The size of hole is what is going to cause you a problem. If the anodizing solution gets to the bottom of the hole and there are no air locks then it will anodize all the way down, if you have air locks or pre-treatment solutions become entrapped you get no anodizing. If you have successfully anodized and then go into the dye/seal tanks without successfully removing the sulfuric acid then you will end up etching and the hole will not look anodized. My company, which builds a lot of small parts for the Aerospace industry recognized this problem a number of years ago and so allow the touch up of bare metal surfaces in blind holes with a conversion coating (Mil-DTL-5541 [link is to free spec at Defense Logistics Agency, dla.mil] Type 1 Class 1A). This contains hexavalent chromium so may well not be allowed in your application. There are other trivalent chromium conversion coatings that may be acceptable to you, whatever you do you do not want to leave a bare metal surface.

In the meantime you do need to go back to your treatment shop and make sure they understand they are causing you a problem due to poor rinsing practices. You may not always get the hole anodized, but there are no excuses for leaving process solutions trapped in holes that can cause you problems further down the line.

Brian Terry
Aerospace - Yeovil, Somerset, UK


January 27, 2016

thumbs up signThis is very helpful. Greatly appreciate your help.

Thanks,

Marjan Bruestle [returning]
- Kirkland, Washington


January 29, 2016

A. MIL-A-8625F paragraph "6.10.1.1 Holes. In the case of small holes and tapped holes, coating thickness can vary from no film to a full normal coating. Holes, both tapped and not tapped, over 1/4 inch should be anodized." I read this to mean that holes smaller than 1/4 inch do not have to be anodized.
It is not surprising that a small, blind holes retain anodizing electrolyte. Once it wicks down a hole the surface tension can make it nearly impossible to remove with rinsing, no matter how good or long. As the sulfuric acid dries out it forms the white aluminum sulfate crystal which blooms out of the hole. A better practice is to plug these holes.

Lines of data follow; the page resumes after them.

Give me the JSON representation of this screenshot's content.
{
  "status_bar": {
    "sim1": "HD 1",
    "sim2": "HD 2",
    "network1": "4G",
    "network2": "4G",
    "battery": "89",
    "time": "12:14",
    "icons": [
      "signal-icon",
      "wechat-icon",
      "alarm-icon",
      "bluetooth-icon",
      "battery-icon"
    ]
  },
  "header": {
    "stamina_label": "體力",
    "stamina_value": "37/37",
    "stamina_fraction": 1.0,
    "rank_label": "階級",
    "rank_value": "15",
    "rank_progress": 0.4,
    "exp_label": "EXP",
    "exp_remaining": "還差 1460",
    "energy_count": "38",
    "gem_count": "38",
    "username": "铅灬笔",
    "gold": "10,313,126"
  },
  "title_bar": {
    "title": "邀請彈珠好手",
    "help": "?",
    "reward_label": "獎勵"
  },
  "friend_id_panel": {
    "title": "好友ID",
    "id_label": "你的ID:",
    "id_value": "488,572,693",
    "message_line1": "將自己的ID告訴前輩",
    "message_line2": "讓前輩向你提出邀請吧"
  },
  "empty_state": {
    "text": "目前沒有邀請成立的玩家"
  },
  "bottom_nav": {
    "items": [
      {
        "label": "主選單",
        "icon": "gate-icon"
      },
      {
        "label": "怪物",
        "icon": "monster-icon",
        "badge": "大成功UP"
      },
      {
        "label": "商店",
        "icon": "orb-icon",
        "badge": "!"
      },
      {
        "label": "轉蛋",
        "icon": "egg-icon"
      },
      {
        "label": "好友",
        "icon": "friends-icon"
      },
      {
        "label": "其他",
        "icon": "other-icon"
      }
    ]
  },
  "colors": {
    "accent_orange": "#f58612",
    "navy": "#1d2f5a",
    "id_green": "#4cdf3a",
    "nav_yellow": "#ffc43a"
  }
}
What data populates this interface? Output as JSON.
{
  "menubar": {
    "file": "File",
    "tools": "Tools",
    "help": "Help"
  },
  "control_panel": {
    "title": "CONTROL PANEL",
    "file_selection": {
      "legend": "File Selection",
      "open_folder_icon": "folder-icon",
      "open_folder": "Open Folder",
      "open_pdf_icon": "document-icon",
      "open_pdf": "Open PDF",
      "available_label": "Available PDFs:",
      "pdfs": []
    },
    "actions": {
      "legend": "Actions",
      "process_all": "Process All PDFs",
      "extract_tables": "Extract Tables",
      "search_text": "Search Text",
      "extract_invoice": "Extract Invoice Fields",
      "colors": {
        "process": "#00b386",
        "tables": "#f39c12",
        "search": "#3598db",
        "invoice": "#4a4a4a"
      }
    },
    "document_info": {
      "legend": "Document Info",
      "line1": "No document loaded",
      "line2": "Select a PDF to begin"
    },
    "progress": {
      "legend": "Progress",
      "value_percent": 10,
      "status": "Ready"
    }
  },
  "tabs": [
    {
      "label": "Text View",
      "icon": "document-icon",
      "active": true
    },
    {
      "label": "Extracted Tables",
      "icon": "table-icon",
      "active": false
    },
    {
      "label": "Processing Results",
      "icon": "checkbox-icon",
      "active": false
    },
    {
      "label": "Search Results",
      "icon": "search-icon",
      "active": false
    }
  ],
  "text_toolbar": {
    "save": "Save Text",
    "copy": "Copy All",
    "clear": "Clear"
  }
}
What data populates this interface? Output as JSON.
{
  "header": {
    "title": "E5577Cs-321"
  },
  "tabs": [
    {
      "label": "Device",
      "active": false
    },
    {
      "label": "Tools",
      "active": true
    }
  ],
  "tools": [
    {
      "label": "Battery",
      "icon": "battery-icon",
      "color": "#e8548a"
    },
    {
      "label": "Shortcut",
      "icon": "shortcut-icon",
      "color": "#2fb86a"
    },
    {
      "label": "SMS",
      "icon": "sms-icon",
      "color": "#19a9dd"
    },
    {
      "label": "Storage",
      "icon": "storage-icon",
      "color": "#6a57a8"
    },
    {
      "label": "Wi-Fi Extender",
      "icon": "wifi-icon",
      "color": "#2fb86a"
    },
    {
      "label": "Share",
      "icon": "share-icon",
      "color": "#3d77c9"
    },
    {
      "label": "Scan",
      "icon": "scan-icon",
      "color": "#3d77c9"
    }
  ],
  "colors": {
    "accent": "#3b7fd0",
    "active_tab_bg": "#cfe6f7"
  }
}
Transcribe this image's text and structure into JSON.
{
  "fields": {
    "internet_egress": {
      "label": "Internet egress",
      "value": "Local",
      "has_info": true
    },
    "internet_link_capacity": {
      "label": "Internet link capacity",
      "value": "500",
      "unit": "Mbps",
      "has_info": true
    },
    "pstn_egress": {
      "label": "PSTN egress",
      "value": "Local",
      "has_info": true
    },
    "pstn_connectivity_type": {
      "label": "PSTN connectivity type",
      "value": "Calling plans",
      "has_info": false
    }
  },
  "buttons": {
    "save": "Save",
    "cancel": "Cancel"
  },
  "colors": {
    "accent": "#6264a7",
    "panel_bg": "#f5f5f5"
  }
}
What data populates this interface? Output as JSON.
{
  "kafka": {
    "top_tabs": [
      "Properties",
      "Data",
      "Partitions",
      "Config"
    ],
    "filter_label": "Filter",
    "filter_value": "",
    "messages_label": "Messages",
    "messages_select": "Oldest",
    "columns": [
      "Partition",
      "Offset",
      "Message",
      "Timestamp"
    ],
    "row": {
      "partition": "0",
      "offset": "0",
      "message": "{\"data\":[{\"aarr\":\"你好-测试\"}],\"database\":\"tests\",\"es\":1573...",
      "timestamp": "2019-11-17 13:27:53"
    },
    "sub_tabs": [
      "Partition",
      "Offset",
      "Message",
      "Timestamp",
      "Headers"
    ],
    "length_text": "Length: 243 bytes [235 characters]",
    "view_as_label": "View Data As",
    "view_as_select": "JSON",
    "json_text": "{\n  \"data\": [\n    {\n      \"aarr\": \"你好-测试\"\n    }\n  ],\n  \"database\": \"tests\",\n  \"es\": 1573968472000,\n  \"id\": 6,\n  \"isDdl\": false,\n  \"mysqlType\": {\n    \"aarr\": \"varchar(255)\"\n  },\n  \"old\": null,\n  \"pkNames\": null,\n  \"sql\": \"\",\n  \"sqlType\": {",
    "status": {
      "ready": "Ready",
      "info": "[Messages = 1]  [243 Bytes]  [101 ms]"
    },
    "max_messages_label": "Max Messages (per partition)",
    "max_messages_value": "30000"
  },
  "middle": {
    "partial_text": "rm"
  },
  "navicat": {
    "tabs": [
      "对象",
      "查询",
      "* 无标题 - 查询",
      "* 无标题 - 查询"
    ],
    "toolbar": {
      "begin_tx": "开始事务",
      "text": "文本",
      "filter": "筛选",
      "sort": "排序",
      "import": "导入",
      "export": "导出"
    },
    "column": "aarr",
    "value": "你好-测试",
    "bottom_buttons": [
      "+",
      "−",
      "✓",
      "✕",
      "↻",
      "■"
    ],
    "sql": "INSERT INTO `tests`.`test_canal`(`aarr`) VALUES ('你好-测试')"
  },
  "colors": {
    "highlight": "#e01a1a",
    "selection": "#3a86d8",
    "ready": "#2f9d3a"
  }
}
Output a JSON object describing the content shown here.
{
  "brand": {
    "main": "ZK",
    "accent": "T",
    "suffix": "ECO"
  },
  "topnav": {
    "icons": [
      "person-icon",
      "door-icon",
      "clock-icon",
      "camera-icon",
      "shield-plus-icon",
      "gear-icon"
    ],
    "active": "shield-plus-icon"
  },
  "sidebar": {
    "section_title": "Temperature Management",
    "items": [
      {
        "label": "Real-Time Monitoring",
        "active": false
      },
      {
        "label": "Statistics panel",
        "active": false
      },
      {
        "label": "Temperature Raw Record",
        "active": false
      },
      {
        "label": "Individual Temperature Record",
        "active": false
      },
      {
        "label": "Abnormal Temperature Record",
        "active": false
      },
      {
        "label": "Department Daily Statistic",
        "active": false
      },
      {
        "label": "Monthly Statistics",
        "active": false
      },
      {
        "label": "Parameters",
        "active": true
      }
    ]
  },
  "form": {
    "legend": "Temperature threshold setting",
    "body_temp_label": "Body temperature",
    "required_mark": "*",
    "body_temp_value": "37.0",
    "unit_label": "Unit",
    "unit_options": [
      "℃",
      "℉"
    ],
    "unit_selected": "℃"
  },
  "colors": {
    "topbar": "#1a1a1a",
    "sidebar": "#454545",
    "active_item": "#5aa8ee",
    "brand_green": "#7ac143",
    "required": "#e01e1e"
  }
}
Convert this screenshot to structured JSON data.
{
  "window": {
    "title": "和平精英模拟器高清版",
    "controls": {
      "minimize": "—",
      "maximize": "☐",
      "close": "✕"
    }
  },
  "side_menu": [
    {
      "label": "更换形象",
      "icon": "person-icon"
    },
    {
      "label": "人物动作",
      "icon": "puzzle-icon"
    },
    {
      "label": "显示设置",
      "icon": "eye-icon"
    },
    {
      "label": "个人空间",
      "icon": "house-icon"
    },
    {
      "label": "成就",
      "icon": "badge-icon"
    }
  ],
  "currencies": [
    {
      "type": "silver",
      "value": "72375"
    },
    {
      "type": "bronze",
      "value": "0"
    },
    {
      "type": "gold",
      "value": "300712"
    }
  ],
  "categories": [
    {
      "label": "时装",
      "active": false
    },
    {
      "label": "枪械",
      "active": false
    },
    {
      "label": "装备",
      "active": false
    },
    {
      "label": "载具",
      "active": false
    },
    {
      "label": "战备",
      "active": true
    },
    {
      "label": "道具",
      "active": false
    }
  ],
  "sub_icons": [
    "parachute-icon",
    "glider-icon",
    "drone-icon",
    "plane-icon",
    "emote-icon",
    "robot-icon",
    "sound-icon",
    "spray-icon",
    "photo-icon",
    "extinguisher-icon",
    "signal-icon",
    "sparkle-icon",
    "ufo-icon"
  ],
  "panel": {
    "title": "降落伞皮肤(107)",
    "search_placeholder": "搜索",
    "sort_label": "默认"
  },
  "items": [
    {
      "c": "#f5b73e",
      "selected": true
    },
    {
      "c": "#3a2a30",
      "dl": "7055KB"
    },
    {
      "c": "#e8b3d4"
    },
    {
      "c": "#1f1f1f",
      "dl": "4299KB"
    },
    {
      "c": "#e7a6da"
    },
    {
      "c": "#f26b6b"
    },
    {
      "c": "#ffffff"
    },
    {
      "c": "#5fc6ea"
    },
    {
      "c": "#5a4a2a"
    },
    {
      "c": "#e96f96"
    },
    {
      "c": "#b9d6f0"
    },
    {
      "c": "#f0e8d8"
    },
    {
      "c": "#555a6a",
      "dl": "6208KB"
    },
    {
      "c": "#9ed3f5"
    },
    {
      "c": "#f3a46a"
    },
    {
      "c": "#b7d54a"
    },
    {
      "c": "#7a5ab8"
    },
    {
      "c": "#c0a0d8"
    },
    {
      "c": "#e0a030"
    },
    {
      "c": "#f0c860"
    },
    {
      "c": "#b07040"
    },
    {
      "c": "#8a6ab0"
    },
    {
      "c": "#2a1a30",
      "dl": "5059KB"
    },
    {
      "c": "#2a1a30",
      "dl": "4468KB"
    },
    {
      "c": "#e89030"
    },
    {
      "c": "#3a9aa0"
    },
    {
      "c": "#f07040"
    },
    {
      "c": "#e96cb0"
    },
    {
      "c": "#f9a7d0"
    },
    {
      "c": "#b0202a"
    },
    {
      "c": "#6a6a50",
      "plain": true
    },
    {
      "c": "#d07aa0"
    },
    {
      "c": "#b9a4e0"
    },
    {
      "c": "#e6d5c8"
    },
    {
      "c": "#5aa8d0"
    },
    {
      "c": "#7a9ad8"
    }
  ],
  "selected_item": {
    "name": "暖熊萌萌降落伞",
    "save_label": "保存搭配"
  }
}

Chris Jurey, Past-President IHAA
Luke Engineering & Mfg. Co. Inc.

Wadsworth, Ohio





July 14, 2016

Q. Hello all, why did MIL-A-8625F type II class 1 clear anodize with duplex seal came out with yellow/light gold color?

Tom NG
QA - Antelope, California


July 2016

A. Hi Tom. Guessing can only suggest things for you to look at, not resolve the problem, but two guesses ...
1. The yellow color is from a dichromate seal, a part of the duplex sealing process.
2. The etching process, limited de-smutting, type of alloy, and thickness of the anodizing layer is leaving/creating a yellowish tint. If this is the case, rather than the dichromate, we'd need a lot of data to go further.

Luck and Regards,

pic of Ted Mooney
Teds signature
Ted Mooney, P.E. RET
finishing.com
Pine Beach, New Jersey


August 15, 2016

A. Lots of possibilities as you can see. Some alloys of aluminum will render a yellowish oxide so check out that option.

andrew nosti
Anodize USA - ladson South Carolina


Correcting an air lock in sulphuric acid anodizing

January 28, 2017 -- this entry appended to this thread by editor in lieu of spawning a duplicative thread

Q. Hello. I've been told if you sulphuric anodize a part, and you take out of the vat after plating, if you see a airlock in the part you can put it back in the vat again to plate where the air lock is. Correct? Thanks.